L'eau bénite ...
rideau
Les colis constituent les messages du monde civilisé. On leur demande beaucoup. D'eux seuls va dépendre la possibilité de sortir de cette île perdue. Ce sont de véritables gages de santé, de sollicitude, d'affection. Ils apportent, outre les aliments, des chances de s'instruire et des  chances de s'évader.

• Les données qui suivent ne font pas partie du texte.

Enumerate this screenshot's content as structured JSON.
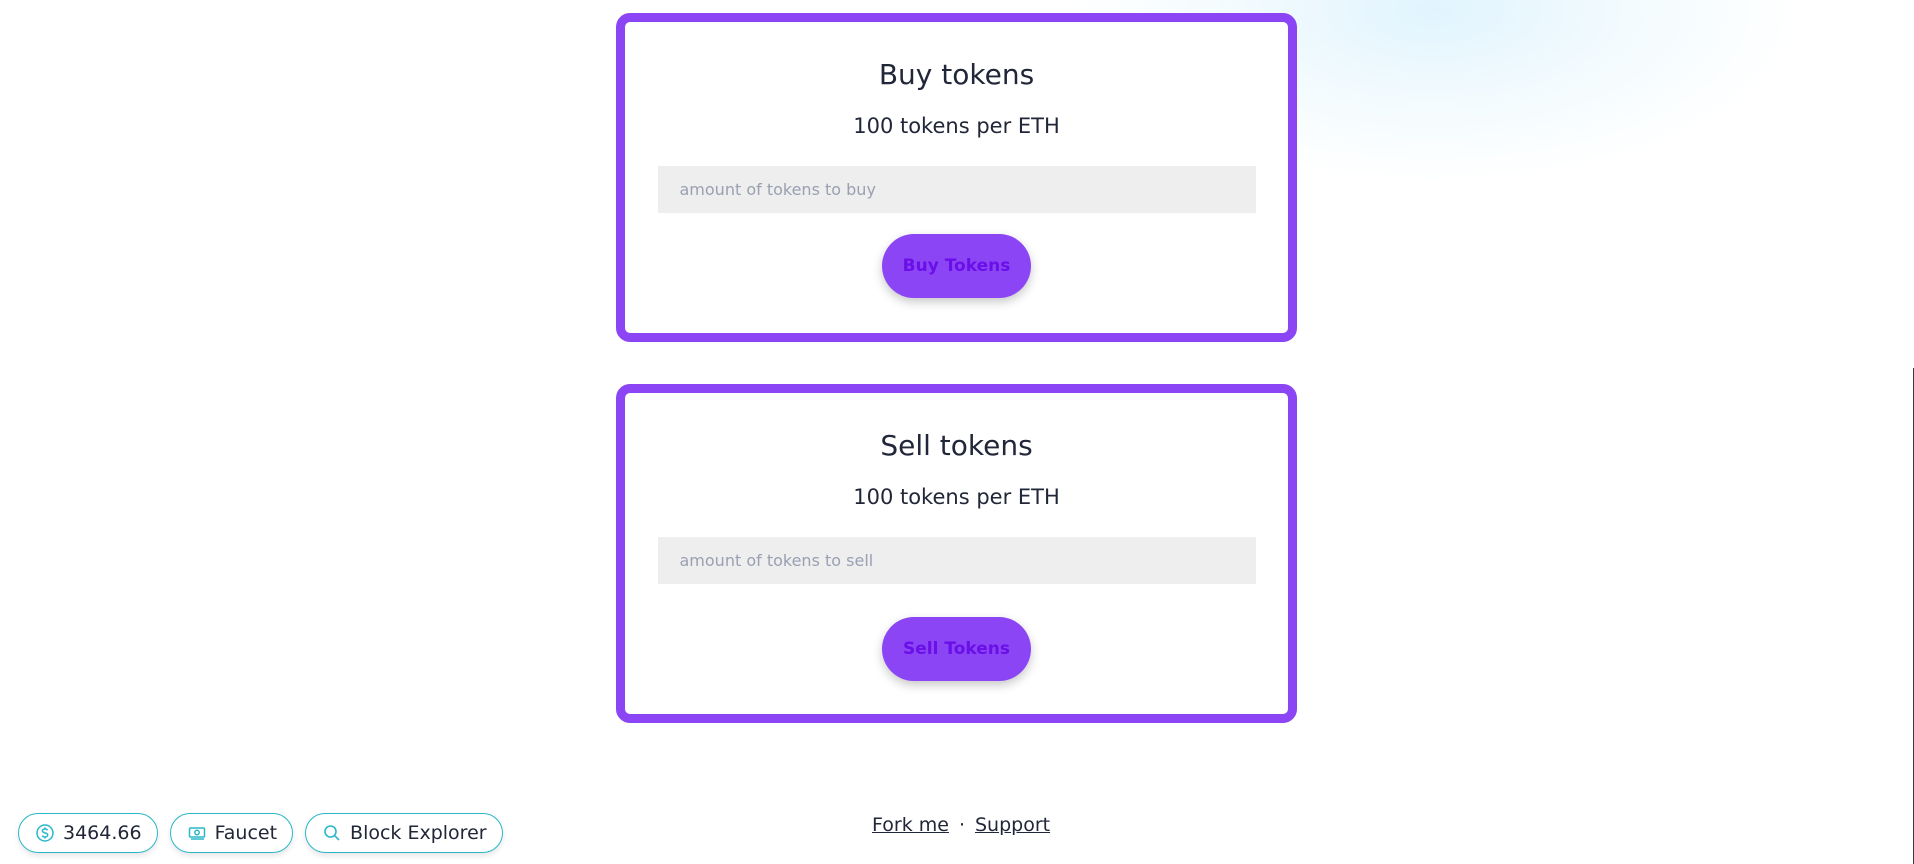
{
  "buy": {
    "title": "Buy tokens",
    "rate": "100 tokens per ETH",
    "input_placeholder": "amount of tokens to buy",
    "button_label": "Buy Tokens"
  },
  "sell": {
    "title": "Sell tokens",
    "rate": "100 tokens per ETH",
    "input_placeholder": "amount of tokens to sell",
    "button_label": "Sell Tokens"
  },
  "footer": {
    "balance": "3464.66",
    "faucet_label": "Faucet",
    "block_explorer_label": "Block Explorer",
    "fork_me_label": "Fork me",
    "separator": "·",
    "support_label": "Support"
  },
  "icons": {
    "balance": "dollar-circle-icon",
    "faucet": "banknotes-icon",
    "block_explorer": "search-icon"
  },
  "colors": {
    "card_border": "#8b45f5",
    "button_bg": "#8b45f5",
    "button_text": "#6a0fe8",
    "pill_border": "#2ab7c9",
    "input_bg": "#eeeeee",
    "text": "#212638"
  }
}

Mais avant de s'évader réellement, le lieutenant P... aurait aimé pouvoir trouver le soir quelques passagères évasions, grâce à un peu d'eau-de-vie, spécialité réputée de son pays, malheureusement totalement interdite dans les camps de prisonniers. Il a écrit à sa femme : Tu sais qu'on pratique beaucoup dans les camps. Je suis devenu assez pieux. J'ai même soif de piété, alors envoie-moi donc une bonne bouteille d'eau bénite. Ses camarades de chambre étaient au courant.
Et tu crois qu'elle va comprendre ? T'en fais pas. Elle me connaît. Et elle est intelligente.
Six semaines après le lieutenant P... est appelé aux colis. Il en revient la mine tout épanouie et émue : Ça y est, les gars ! Elle est là ma bouteille, ma fifille ! Et, tu vois, ma femme a eu la bonne idée de mettre une croix sur l'étiquette, alors Adolphe n'a même pas osé l'ouvrir mon eau bénite ! Immédiatement, on bat le rappel des dix camarades de chambre, on rassemble tous les gobelets et, religieusement, le lieutenant P. ouvre le flacon. Il en sert un fond de verre à chacun. Puis, il porte, le premier, le verre à ses lèvres, mais avant même que les autres aient eu le temps d'en faire autant; il blêmit, et, dans le plus total des découragements, il jette son gobelet sur la table : M... ! ça en est ! Les prochains colis apporteront de quoi s'évader pour de bon.